RESEARCH PROGRAM

Title: Visualization and Analytics for Supercomputing Performance Data

 

Name: Alfredo Giménez, PhD

(former student)

 

Project description:

Optimizing applications in high-performance computing environments requires extensive analysis and visualization of performance-related data. Traditionally, this data includes hardware counters, program traces, and sampling/profiling data. I am exploring ways to expand upon traditionally acquired performance data to include more high-level information such as program phases and scientific data. This allows users to ask more intuitive analysis questions, and it also enables analysis methods that diagnose problems, rather than simply show data. Furthermore, there exist a variety of data sources outside of the supercomputing systems themselves that are becoming of high interest, particularly energy consumption. I am extending my work in attribution of high-level data to also find relationships between performance data and energy consumption data acquired at the supercomputing facility.

 

Starting Situation

We have successfully developed methods for attributing high-level context to low-level performance data by creating an in-memory context tree whose information is appended to incoming data streams. As a result, hardware counters and samples have an associated program state, including program phase, iteration, and active variables. However, the resulting data is often too large to fit into memory for analysis.
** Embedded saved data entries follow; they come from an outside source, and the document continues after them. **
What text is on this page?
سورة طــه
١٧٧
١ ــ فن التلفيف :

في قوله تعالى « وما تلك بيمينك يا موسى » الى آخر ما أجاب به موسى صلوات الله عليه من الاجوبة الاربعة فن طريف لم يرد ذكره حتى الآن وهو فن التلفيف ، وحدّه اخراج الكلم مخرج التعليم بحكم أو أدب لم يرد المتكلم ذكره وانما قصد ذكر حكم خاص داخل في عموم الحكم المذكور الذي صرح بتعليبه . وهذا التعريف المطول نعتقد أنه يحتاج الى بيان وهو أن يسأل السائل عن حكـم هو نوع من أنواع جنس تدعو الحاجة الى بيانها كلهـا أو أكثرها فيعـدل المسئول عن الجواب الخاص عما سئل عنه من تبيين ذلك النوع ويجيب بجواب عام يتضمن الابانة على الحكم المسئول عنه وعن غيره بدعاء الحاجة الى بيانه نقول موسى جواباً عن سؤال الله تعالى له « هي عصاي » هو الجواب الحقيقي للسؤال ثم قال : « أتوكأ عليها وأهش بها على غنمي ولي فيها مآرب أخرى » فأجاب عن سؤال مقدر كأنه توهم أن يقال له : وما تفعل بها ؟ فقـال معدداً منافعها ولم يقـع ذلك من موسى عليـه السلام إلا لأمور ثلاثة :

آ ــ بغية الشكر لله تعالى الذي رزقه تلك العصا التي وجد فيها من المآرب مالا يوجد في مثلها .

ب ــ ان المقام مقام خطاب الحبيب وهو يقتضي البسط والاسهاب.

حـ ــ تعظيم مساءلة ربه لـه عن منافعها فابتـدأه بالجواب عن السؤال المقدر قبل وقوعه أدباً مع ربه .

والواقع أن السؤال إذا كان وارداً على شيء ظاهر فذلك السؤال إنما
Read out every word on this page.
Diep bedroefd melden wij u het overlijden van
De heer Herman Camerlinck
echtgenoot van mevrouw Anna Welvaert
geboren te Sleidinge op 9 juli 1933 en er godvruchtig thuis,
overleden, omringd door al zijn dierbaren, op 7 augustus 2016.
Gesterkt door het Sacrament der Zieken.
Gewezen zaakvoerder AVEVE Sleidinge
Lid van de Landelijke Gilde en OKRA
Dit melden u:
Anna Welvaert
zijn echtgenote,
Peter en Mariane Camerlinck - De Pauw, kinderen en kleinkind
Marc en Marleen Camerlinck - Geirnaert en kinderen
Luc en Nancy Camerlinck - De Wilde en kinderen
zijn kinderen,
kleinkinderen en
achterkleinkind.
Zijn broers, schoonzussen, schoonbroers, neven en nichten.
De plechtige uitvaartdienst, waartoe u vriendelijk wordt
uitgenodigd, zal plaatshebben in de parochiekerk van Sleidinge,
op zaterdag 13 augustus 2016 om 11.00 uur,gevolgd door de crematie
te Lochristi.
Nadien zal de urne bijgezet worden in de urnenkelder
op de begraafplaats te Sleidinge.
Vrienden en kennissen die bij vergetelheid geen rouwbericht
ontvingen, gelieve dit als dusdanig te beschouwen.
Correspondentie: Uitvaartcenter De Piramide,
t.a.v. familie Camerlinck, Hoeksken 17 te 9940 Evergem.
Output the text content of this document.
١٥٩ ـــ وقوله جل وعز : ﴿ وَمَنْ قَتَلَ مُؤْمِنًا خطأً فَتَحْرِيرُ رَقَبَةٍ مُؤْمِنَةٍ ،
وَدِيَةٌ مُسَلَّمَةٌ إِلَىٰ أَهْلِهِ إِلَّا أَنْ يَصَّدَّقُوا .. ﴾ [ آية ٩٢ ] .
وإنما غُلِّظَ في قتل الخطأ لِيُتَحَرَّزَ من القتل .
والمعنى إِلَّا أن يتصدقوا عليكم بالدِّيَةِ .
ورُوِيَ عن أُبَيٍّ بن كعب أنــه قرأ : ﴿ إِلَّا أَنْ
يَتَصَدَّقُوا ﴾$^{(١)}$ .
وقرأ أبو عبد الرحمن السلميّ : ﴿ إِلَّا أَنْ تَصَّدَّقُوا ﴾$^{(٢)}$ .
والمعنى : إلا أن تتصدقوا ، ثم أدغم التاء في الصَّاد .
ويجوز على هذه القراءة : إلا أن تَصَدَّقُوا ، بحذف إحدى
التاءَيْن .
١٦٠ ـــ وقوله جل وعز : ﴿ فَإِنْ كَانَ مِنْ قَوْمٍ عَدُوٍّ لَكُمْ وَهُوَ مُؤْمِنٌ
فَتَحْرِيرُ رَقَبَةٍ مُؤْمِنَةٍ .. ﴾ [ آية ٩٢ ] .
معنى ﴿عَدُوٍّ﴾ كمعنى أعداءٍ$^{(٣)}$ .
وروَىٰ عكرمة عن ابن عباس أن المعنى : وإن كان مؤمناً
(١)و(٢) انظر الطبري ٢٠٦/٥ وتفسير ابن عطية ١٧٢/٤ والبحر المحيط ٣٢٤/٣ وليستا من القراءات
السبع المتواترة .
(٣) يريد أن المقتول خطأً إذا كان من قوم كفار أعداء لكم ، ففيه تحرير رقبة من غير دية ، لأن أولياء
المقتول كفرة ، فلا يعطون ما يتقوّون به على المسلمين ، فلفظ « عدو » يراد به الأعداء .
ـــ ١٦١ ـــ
Secondly, we have access to a wide array of facility-level data including output from temperature sensors and energy consumption in the high-performance computing facility. This data is temporally defined but there still remains a loose correlation between it and application-level data.

 

Approach

We set up a distributed database to store large quantities of performance data using HBase. This allows for both scalable storage and scalable queries using MapReduce-style queries. I am currently developing a library for interacting with this database, allowing for analysis-driven questions. This library will parse an analysis question into a database query and set up a MapReduce-style operation to gather the response. Questions may include: how many cache misses occurred during a specified program phase, or how much did the temperature of the system increase for a given workload. These questions require filtering, aggregation, and projection operations, which will be executed transparently to the user.

 

Expected Results

We expect to find a strong positive correlation between temperature and energy consumption in the facility—cooling units dynamically adjust for the facility temperature, which requires significantly more power. However, we do not know what program variables will correlate most with temperature. CPU frequency will undoubtedly have an effect, but little is known of how the other subsystems affect temperature, such as message passing and memory access. We hope to find the causes for temperature and in turn energy consumption so that we can develop more energy-efficient high-performance computing solutions.